More thoughts about compression & storage
One of the things that I liked in LevelDB is that it pretty much had compression built in from day one. The entire format is built to save space just about wherever it can. From using 7 bit numbers to prefix compression to making compression core part of the on disk data structure. Considering the cost of I/O, it is usually worth trading CPU time for I/O costs. LMDB, in contrast, went quite the opposite way. It actively discourage compression, since you have no support in the format. But it is more than that, LMDB is meant to be used by directly getting a memory pointer, and it actively encourage you to do such things as have a pointer reference from one record to another record.
The idea is that you can just persist your in memory state and require zero difference between the on disk structure and the in memory structure. This allows you to take full advantage of the memory mapped nature of the database.
Voron, however, doesn’t really do that. And the idea of compressing the data can significantly cut the amount of I/O we use, and can allow us to pack much more data into the same space. Now, in a few places, Howard Chu (creator of LMDB) points out that you don’t need any support from LMDB to add compression, and points to this as proof. I don’t find this satisfactory. I think that this puts a lot of effort on the application side, and require a lot of special hacks.
Now, what do we talk about when we talk about compression. We can, of course, individually compress each record.
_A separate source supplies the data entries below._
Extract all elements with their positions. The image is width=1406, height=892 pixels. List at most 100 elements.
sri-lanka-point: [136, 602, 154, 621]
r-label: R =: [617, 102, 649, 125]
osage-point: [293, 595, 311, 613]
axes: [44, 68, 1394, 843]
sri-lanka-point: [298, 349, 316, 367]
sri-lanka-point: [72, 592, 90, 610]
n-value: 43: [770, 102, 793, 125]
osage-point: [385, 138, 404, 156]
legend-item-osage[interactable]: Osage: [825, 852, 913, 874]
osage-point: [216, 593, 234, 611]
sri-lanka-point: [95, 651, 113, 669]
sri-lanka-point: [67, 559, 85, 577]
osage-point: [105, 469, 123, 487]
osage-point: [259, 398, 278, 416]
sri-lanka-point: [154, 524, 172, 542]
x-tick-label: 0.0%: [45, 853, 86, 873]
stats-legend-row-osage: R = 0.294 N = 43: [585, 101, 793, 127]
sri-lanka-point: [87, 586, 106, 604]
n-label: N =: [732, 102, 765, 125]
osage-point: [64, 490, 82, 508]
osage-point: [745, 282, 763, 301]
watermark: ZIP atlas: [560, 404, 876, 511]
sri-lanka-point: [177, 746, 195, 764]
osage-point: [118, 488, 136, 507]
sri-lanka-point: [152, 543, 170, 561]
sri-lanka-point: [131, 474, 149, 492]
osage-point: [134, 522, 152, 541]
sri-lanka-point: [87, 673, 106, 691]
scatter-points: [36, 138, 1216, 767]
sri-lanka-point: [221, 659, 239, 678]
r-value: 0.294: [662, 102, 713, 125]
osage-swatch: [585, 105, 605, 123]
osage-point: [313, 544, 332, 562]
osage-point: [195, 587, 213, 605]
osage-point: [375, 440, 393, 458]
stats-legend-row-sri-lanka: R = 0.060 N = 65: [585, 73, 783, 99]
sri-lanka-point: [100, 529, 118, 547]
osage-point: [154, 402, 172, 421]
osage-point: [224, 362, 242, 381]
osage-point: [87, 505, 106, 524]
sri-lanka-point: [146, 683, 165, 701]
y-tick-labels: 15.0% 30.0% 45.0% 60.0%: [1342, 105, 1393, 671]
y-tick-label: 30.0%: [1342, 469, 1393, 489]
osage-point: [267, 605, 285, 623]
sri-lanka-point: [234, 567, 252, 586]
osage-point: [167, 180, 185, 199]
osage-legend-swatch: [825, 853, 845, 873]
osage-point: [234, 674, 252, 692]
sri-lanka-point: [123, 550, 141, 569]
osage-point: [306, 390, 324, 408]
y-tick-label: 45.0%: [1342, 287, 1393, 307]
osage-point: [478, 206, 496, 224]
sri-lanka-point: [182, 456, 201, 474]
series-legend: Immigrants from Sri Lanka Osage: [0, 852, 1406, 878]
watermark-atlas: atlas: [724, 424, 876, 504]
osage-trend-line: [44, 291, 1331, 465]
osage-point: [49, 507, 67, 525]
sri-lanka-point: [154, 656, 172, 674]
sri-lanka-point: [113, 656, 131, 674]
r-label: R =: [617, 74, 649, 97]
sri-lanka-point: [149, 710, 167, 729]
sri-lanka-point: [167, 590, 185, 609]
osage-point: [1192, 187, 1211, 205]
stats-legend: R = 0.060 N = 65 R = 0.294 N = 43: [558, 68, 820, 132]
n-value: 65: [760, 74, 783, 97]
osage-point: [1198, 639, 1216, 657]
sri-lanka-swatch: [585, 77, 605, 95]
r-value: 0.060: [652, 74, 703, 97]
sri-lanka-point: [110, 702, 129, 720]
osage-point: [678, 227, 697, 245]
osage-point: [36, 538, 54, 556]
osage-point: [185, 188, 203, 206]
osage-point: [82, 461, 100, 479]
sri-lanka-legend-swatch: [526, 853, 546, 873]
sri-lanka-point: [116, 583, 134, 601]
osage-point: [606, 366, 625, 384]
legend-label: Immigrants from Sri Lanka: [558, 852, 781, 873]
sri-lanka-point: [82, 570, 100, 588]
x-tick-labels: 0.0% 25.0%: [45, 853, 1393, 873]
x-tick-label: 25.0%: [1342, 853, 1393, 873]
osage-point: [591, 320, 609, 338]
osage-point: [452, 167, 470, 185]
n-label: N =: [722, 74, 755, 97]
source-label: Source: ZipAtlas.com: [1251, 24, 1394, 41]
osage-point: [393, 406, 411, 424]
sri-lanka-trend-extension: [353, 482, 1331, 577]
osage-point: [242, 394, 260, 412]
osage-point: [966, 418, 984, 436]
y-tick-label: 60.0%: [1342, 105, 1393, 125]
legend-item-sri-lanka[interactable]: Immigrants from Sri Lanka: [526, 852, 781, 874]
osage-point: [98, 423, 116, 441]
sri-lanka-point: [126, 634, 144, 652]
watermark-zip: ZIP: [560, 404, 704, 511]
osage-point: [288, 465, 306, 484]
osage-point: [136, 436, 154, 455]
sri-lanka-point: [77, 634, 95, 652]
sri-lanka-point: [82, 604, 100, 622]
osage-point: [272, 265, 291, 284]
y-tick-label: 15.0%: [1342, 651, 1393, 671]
But that just means that we remove redundancies in that single value. In practice, it is almost always better to do compression on multiple values, because then you can get much better compression ratios.
For reference, I have taken the opposite view a while ago, see here: http://ayende.com/blog/162466/some-thoughts-about-compression-storage
But let us say that we compress the whole page? Taking a sample page from one of our files, I can see that compressing that (using DeflateStream) is taking essentially zero time, and show that a 4KB set of sample data got turned into about 800 bytes.
That means a lot, because it means that I can shove more data into a single page. And if I can do that, it means that I can also (drastically) reduce the height of the tree, and since that is one of the major factors in I/O costs in B-Tree based systems, that might actually have a lot more performance implications that it would seem.
It is also a lot harder. For example, you would have a very hard time telling ahead of time if an addition / deletion is going to be within the page boundary, or if it is going to require to require a split. For now, it is a really nice idea, with some interesting perf implications for later on, but I don’t think we’ll explore this very closely in the near future.